The National Academy of Arbitrators has long been concerned about mandatory arbitration in the employment context. Indeed, it has been the Academy’s position that voluntary arbitration is always preferable and that it is desirable for employees to be allowed to opt freely, post-dispute, for either the courts and administrative tribunals or arbitration.

The NAA is aware, however, that in light of decisions by the US Supreme Court that have extended the Federal Arbitration Act to most contracts of employment, increasingly employers are requiring their employees to arbitrate some or all future disputes, including statutory claims.

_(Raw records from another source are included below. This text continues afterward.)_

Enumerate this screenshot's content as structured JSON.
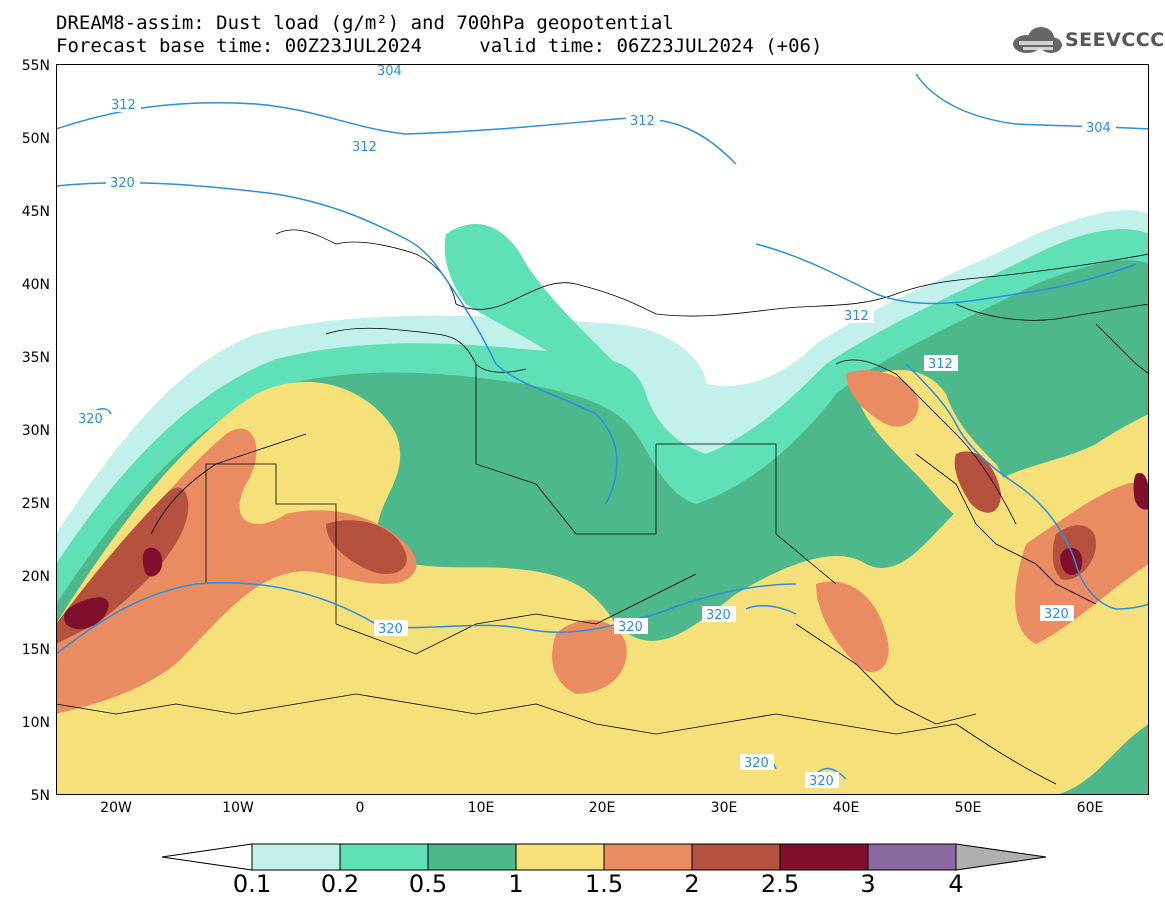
{
  "title": {
    "line1": "DREAM8-assim: Dust load (g/m²) and 700hPa geopotential",
    "line2_left": "Forecast base time: 00Z23JUL2024",
    "line2_right": "valid time: 06Z23JUL2024 (+06)"
  },
  "logo": {
    "text": "SEEVCCC",
    "icon": "cloud-icon"
  },
  "map": {
    "lat_labels": [
      "55N",
      "50N",
      "45N",
      "40N",
      "35N",
      "30N",
      "25N",
      "20N",
      "15N",
      "10N",
      "5N"
    ],
    "lon_labels": [
      "20W",
      "10W",
      "0",
      "10E",
      "20E",
      "30E",
      "40E",
      "50E",
      "60E"
    ],
    "contour_labels": [
      "304",
      "312",
      "312",
      "312",
      "304",
      "320",
      "312",
      "312",
      "320",
      "320",
      "320",
      "320",
      "320",
      "312",
      "320",
      "320"
    ],
    "colors": {
      "ocean_bg": "#ffffff",
      "border": "#000000",
      "contour": "#2a8fe0"
    }
  },
  "legend": {
    "labels": [
      "0.1",
      "0.2",
      "0.5",
      "1",
      "1.5",
      "2",
      "2.5",
      "3",
      "4"
    ],
    "colors": [
      "#c2f0ea",
      "#5fe0b7",
      "#4db88c",
      "#f5e07a",
      "#e98c62",
      "#b4513f",
      "#7f0f2d",
      "#8a6a9e",
      "#b0b0b0"
    ]
  }
}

Recognizing this reality and that members of the National Academy might be called upon to serve in those disputes, the NAA developed in 2009 a set of guidelines for its members to help in deciding whether to accept such cases. The guidelines encourage a special “vigilance” in assuring systemic fairness before deciding to act as an arbitrator in an employer-promulgated dispute resolution procedure.

These guidelines were adopted as a companion to the “Due Process Protocol for Mediation and Arbitration of Statutory Disputes Arising Out of the Employment Relationship” as to how employer-promulgated dispute resolution procedures should operate.  The ‘Protocol’ was issued in 1995 as a cooperative effort of employer and employee representatives from the American Bar Association, neutrals from the NAA, the American Arbitration Association, the Federal Mediation and Conciliation Service, the National Employment Lawyers Association, and the American Civil Liberties Association.

In 2014 The NAA adopted “Guidelines for Standards of Professional Responsibility for Arbitrators in Mandatory Employment Arbitration” for members and other arbitrators who decide to accept employment appointments. They generally parallel the “Code of Professional Responsibility for Arbitrators for Labor-Management Disputes.”

The National Academy of Arbitrators has also drafted model legislative language that would assure fairness in mandatory employment arbitration. The NAA takes no official position as to whether mandatory employment arbitration should or should be legal. However, to the extent that it is allowed, it should comport to fundamental ideals of fairness.  When the Arbitration Fairness Act was introduced in the Senate in 2009 (S.931), the model legislative language was submitted to the Senate Judiciary Committee by then Senator Russ Feingold. Various versions of this bill have been introduced and re-introduced in subsequent Congressional sessions. The entire NAA submission regarding the 2009 bill can be found here.  Notably, the language endorses class actions in appropriate circumstances.